At work, we store error messages from our web servers in a database. Up until recently, we were loading them using procedures that use wide TVPs. We discovered that if we saw a large enough spike in errors, then we’d also see tempdb contention which would flood our error logging service with more errors. This positive feedback loop made our database server unresponsive and the system as a whole couldn’t recover without intervention. That’s the problem I tackled, and I want to explain my troubleshooting process.
The Troubleshooting Landscape
Let’s start at the beginning. Here’s an abstract visualization of how I see throughput and performance thresholds.
The blue area represents the load sent to the database. The red bars are examples of performance thresholds that can limit throughput. Based on hardware and configuration, those red lines can be moved up or down. The lowest red line is the performance ceiling. In this example, notice that adding more CPUs would not allow more throughput unless tempdb contention is also tackled:
I like to show this graph to people in order to illustrate the implicit relationship between a database developer and a database administrator. There’s obviously a lot of overlap, but in general:
- The red lines are part of the DBA’s job.

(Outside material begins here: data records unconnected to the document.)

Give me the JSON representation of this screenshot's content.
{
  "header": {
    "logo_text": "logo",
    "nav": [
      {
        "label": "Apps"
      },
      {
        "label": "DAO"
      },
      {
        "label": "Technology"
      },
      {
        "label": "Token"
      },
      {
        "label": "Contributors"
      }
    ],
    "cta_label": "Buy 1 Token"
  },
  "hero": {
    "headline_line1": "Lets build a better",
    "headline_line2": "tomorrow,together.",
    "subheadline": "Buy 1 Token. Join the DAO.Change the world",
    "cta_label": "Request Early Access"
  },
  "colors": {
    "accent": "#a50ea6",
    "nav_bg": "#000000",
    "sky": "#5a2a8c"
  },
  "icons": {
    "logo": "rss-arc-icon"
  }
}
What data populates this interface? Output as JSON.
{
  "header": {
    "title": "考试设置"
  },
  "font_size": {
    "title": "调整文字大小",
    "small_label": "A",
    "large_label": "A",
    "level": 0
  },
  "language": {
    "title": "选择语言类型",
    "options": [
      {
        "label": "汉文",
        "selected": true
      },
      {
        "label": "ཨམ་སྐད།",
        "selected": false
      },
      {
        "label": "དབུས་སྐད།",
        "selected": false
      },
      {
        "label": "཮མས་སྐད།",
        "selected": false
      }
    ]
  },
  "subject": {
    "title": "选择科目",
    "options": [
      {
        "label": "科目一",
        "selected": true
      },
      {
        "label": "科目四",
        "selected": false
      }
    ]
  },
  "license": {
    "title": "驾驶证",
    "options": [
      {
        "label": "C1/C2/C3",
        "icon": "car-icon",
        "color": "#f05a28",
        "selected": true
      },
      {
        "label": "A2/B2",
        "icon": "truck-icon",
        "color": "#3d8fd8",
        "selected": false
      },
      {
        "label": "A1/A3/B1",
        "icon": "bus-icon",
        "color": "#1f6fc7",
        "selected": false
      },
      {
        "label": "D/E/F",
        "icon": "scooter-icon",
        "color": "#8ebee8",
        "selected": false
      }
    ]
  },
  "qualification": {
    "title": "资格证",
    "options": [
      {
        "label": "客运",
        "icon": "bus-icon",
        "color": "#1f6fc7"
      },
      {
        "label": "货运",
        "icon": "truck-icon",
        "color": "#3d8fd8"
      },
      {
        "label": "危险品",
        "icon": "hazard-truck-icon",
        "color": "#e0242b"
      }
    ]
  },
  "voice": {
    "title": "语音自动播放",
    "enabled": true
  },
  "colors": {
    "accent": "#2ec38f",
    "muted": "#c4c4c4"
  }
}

It is up to the DBA to provide and configure a database server that can support the load sent by the application.
- The blue area is part of the developer’s job. It is up to the developer to make most efficient use of the hardware given.
Happy databases are ones where the blue and the red don’t meet.
SQL Server DBAs are the only ones that have to worry about tempdb (Oracle and Postgres DBAs get a break).
But look at that tempdb contention limit. I like to point out to anyone who will listen that tempdb contention is Microsoft’s fault. Every minute spent on tempdb problems is time spent working around a defect in SQL Server. It’s frustrating. It’s already hard enough worrying about CPU and IO without worrying about logical contention caused by the database engine. I feel like this guy:
My Troubleshooting Workflow
So if you’ve been following my blog for the past few weeks, this is what I’ve been leading up to. With a ton of hindsight, here’s my workflow for troubleshooting tempdb contention:
Some of the early information in the early steps can be detected using sp_whoisactive, and some of the last steps are links to other parts of this blog series.
The world is rarely as nice and predictable as we model it to be. Database load is no exception. Database load is not a smooth thing. It’s spikey and uneven and it consists of an unpredictable variety of queries.
Once when I thought that tempdb transactions per second was the best metric to watch, I captured this graph over a couple of days:
The spikes in tempdb transactions correspond to nightly report runs or maintenance. But we experienced a database outage caused by tempdb contention during a period of time where tempdb usage should have been tolerable. This was an outage where practically no queries completed.
And that was puzzling to me. I knew it was had to be one of two things. Either
- the metric I was using – tempdb transactions per second – did not accurately reflect the activity that I wanted to measure. Or
- the database activity (both volume and variety) changed so suddenly, that I couldn’t measure it. It not only caused an outage, but it also prevented me from measuring the effect
It turns out that both ideas were correct. I embarked on a process to learn more about tempdb and that’s when I found out that wide TVPs were multipliers of tempdb usage. Taking that into account, I discovered that our error logging procedure was very very expensive. And it wasn’t too long to find that any spike in errors could quickly cause a feedback loop. So quickly that our servers couldn’t cope and couldn’t recover.
What We Did
We did a couple things. We isolated our logging database onto a separate server. Our logging service was adjusted to not use TVPs as frequently. This helped. Our tempdb slowdowns were no longer server killers, they were merely throttles. Another adjustment to the number of data files reduced our tempdb headaches to almost zero and this meant that we could finally focus on the next bottleneck in our troubleshooting landscape.
In the past few months, I’ve tackled this bottleneck and about a dozen others. In fact, if I had time enough, you’d probably see more posts like this one about troubleshooting and tackling performance challenges. After a lot of work by many people, we were able to support as much as 58K transactions per second and we’re really proud of that. It’s been a difficult but fun couple of months.
Thanks for reading. I hope you enjoyed the series.